白桜~伝説の名刀と恋の物語~【完】
さらに、紗枝には月の何度かの『お城勤め』があった。もちろん、諏訪の元へ赴き、届け物をし、その後諏訪の相手をするのである。紗枝が福田屋から外出を許されたのはこのときだけであり、この時の送り迎えには供と称して、実のところ監視役である番
頭をつけられた。
(まさか、いまさら逃げもしまいに・・・)
番頭もそう思いはするのだが、主人の命とあらばこれを拒否することはできない。

何度か紗枝を逃がそうかとも考えたが、もしそうしたところで、すぐに追っ手がつき、場合によっては紗枝はもっとひどい目に遭わされるやもしれない。なにせ相手は、紗枝のことを性の玩具と小間使いぐらいにしか考えていないのだ。追っ手には殺さない程度に紗枝を殴り、犯してもかまわないと命令をすることも十分に考えられる。

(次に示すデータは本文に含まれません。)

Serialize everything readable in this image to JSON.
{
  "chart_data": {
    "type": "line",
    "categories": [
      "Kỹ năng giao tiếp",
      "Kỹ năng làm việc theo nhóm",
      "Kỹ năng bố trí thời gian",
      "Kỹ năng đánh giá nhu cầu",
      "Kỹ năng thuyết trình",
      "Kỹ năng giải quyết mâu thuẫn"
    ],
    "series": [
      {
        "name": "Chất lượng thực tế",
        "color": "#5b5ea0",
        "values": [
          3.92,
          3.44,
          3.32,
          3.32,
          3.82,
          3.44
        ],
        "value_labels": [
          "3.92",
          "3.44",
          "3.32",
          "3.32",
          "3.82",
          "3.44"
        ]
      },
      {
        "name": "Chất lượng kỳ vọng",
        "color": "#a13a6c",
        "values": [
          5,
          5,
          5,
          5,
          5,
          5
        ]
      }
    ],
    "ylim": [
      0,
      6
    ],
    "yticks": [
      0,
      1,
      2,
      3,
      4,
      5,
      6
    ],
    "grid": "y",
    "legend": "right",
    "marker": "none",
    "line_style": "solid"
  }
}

番頭はそう思うと、紗枝を正視できず・・・そして、それが紗枝の心には番頭が悪い人間だとは思っていなくとも、
(汚れた私を憐れみさげすむ目・・・)
と感じさせるのである。

この状況は、紗枝にとって、より人に助けを求められず、自分を追い込み孤立させる悪循環となっていったのである。そういう意味ではこの次郎のやり方は紗枝を助けようとする周囲から紗枝を引き離す絶妙の心理作戦だったとも言える。